BRAHMS Serenade No 1 SCHOENBERG Verklärte Nacht

Record and Artist Details

Composer or Director: Johannes Brahms, Arnold Schoenberg

Genre:

Chamber

Label: Somm Recordings

Media Format: CD or Download

Media Runtime: 71

Mastering:

DDD

Catalogue Number: SOMMCD0139

SOMMCD 0139. BRAHMS Serenade No 1 SCHOENBERG Verklärte Nacht

Tracks:

Composition Artist Credit
Serenade No. 1 Johannes Brahms, Composer
Johannes Brahms, Composer
Kenneth Woods, Conductor
Orchestra of the Swan
Verklärte Nacht Arnold Schoenberg, Composer
Arnold Schoenberg, Composer
Ensemble Epomeo
Kenneth Woods, Conductor
This pair of one-off live performances relives and condenses the battle over music in the second half of the 19th century, a battle in which Brahms unwisely involved himself by signing (and possibly writing) a manifesto against Liszt and ‘The Music of the Future’. With no one to tell him otherwise, Schoenberg seems to have decided there was no conflict worth perpetuating, or that he was the man to achieve a synthesis.

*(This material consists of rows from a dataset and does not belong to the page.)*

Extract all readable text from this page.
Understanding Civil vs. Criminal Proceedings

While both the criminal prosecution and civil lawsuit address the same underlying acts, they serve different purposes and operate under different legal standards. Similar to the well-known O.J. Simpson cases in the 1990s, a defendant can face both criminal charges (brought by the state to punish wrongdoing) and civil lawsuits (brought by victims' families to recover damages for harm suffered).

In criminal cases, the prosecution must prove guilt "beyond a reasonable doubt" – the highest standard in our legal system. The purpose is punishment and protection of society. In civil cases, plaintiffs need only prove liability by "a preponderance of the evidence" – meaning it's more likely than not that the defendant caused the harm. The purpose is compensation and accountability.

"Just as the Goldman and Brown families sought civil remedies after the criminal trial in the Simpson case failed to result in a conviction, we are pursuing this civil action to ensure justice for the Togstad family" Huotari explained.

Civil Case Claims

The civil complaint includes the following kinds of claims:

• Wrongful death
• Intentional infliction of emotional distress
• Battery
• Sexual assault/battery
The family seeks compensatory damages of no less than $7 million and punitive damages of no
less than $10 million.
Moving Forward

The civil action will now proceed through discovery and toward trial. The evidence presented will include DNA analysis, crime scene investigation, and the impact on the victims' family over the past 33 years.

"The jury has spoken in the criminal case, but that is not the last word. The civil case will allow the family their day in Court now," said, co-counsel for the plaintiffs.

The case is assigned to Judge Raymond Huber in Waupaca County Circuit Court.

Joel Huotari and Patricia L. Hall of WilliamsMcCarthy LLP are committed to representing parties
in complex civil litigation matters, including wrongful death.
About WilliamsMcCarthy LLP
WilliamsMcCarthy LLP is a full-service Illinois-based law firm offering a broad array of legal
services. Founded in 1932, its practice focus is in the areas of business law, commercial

The dryness of the first violin-playing in Verklärte Nacht belongs to the effect of the performance as a whole, which majors on delicate tracery and does not attempt to compete with the weight of sonority afforded by the expanded version. More flowing tempi are well handled by the reduced forces to create a livelier impression than the sober elegies of Holliger and Karajan (quite different from each other in their ways), closely fitted to Dehmel’s overheated poetry as Schoenberg appears to have intended. One understands why Schoenberg made the arrangement but it’s fascinating to be reminded what he had in mind – not a smudged Wagnerian tone-poem but a marriage of Brahmsian process with Lisztian narrative.

If stories lie behind Brahms’s instrumental music, the composer went to every effort to withhold them from us. These days, we have to know everything. He wrote the D major Serenade as a nonet, then orchestrated it and destroyed the original, which Alan Boustead reconstructed ‘in the 1980s’, according to Kenneth Woods’s booklet-note. The Minuets and first Scherzo hardly lose by the transcription, and allow us to hear some felicities of Baroque rhetoric in what was then a new context. It’s the long first movement and Adagio that want the accumulation of expressive weight not available here. The second Scherzo seems to run away, which may be an illusion caused by the lack of timpani, or the horn and strings playing ahead of the beat. More problematic is the distant recording perspective, which does little justice to a performance full of the familiar Brahmsian ache, for all its D major, outdoorsy humour.